The disgraced MP admitted to breaching social distancing guidance after The Sun exposed what it called a “steamy clinch” with his aide Gina Coladangelo at his Whitehall office. “I have let people down and am very sorry,” he said. The pair, who are both married, were caught on camera in a “passionate embrace” as “Covid gripped Britain” on 6 May, said the newspaper.
Metro says Labour’s shadow Cabinet Office minister Fleur Anderson has asked police to investigate Hancock for “flouting his own social distancing rules with his secret lover”. Grieving families backed calls for a prosecution of Hancock, who reportedly left his wife when he found out the story was about to break, it adds.
“Experts say the incident sits in a legal ‘grey area’,” says The Independent. While separate households could not mix indoors at the time, there were several exceptions, including gatherings that were “reasonably necessary for work purposes”. Barrister Adam Wagner has said: “It’s quite difficult to understand how what we see in the picture could be reasonably necessary for work purposes. So I think this probably is a breach of Matt Hancock’s own regulations.”
Nevertheless, the Metropolitan Police has said no criminal investigation has been launched. The force said that, as a matter of course, it would focus on “live” breaches of the Health Protection Regulations 2020 but would not be “investigating Covid related issues retrospectively”.
What about other rules?
There have been calls for a number of other investigations related to the affair, including a probe into Coladangelo’s employment as a non-executive director at the Department of Health.
Reports have suggested Hancock failed to declare the relationship when Coladangelo got the £15,000-a-year job in September, which Labour says would appear to breach the Ministerial Code.
Coladangelo, who became friends with Hancock at Oxford University, was also working as his unpaid adviser and as communications director for her husband Oliver Tress’s high street chain Oliver Bonas. Friends of Hancock claim the relationship began only in May this year and Coladangelo has now quit as a non-executive director at the health department.
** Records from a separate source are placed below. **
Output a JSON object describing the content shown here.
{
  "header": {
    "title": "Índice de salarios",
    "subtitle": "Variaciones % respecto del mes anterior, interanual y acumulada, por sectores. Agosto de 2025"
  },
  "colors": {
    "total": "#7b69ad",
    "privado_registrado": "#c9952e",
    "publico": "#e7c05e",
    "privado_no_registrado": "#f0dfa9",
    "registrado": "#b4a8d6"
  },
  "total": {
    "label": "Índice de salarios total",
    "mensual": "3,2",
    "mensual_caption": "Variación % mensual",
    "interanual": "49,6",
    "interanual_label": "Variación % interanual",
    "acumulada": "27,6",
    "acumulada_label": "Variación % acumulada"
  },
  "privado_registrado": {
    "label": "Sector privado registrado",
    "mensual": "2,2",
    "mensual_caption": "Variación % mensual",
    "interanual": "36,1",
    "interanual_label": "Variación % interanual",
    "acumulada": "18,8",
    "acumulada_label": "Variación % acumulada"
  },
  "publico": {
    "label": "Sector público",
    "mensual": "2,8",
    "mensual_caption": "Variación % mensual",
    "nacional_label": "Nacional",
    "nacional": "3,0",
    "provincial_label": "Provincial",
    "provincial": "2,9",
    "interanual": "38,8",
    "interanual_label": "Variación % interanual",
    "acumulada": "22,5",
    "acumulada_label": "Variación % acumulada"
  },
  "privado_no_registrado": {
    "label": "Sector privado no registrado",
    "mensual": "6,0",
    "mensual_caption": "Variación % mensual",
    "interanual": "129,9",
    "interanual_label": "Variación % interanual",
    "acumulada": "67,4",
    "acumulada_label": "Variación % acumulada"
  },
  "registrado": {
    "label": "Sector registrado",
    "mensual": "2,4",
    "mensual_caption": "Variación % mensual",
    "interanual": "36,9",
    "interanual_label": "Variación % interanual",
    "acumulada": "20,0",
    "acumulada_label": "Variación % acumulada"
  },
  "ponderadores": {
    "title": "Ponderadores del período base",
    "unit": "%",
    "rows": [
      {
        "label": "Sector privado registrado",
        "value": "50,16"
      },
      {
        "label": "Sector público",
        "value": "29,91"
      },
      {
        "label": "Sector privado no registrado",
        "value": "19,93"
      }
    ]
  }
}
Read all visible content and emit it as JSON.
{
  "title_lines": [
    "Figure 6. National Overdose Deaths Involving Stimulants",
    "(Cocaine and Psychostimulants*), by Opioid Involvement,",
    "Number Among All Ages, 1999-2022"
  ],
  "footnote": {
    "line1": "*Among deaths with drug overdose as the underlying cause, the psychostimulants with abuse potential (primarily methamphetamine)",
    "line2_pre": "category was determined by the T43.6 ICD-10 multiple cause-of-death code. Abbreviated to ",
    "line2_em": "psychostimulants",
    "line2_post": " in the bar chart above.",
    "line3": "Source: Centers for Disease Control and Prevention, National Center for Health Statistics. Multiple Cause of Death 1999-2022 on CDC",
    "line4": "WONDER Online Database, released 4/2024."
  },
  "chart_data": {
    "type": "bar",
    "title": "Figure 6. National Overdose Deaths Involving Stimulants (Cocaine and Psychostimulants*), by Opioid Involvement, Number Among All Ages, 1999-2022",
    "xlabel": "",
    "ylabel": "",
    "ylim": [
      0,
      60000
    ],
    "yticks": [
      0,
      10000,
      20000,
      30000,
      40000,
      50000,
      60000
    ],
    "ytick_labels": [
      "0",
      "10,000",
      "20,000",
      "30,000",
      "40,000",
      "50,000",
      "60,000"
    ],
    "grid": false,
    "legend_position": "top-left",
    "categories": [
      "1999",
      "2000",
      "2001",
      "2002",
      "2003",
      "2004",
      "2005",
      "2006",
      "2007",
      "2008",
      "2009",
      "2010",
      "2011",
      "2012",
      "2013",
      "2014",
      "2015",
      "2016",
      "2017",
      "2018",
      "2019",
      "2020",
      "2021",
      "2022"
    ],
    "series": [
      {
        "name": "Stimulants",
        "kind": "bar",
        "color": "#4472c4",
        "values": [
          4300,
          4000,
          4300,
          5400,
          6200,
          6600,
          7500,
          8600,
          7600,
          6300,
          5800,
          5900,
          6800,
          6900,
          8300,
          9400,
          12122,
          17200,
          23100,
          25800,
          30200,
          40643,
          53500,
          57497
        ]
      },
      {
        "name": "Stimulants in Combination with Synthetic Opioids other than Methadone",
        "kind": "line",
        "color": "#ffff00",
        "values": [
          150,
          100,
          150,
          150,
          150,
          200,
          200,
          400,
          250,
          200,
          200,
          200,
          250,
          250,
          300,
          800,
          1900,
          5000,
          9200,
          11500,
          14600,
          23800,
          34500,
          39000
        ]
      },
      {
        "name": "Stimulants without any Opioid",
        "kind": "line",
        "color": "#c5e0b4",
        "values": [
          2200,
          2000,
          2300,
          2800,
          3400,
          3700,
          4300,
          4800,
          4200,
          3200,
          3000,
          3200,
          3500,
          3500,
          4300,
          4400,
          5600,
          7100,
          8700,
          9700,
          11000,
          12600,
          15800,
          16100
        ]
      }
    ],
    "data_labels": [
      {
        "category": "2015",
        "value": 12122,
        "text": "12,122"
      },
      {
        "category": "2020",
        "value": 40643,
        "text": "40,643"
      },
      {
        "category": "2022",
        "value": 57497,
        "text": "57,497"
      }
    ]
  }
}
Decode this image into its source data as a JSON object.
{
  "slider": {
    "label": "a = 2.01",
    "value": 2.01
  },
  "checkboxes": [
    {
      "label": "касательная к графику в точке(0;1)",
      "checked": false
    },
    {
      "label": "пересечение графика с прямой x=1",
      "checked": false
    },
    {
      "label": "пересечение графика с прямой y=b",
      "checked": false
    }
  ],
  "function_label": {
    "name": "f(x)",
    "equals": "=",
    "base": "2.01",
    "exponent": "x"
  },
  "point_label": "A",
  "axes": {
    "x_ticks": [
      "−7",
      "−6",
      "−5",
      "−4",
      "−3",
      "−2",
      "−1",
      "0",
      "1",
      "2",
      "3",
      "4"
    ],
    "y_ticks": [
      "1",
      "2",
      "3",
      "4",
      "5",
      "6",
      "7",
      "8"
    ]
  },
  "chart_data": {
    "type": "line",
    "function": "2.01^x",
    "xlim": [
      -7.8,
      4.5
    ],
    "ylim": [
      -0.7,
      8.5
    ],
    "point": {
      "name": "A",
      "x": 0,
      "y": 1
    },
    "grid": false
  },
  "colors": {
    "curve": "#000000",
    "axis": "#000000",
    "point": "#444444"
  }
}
Hancock also faces scrutiny for using private email for official business, which could amount to another breach of rules, reports The Sunday Times. He is yet to comment on the claims.
Did the whistleblower act lawfully?
Meanwhile, the health department is carrying out an internal inquiry into how the “incendiary” footage ended up in the public domain, reports the Mail on Sunday. The newspaper claims the couple were secretly recorded by a member of staff.
Former health secretary Jeremy Hunt told The Andrew Marr Show that this was “possibly” a breach of the Official Secrets Act, which carries a maximum two-year prison sentence. However, The Guardian says Downing Street has ruled out a full-scale inquiry into the identity of the leaker as they might successfully argue they were exposing wrongdoing under whistleblowing legal protections.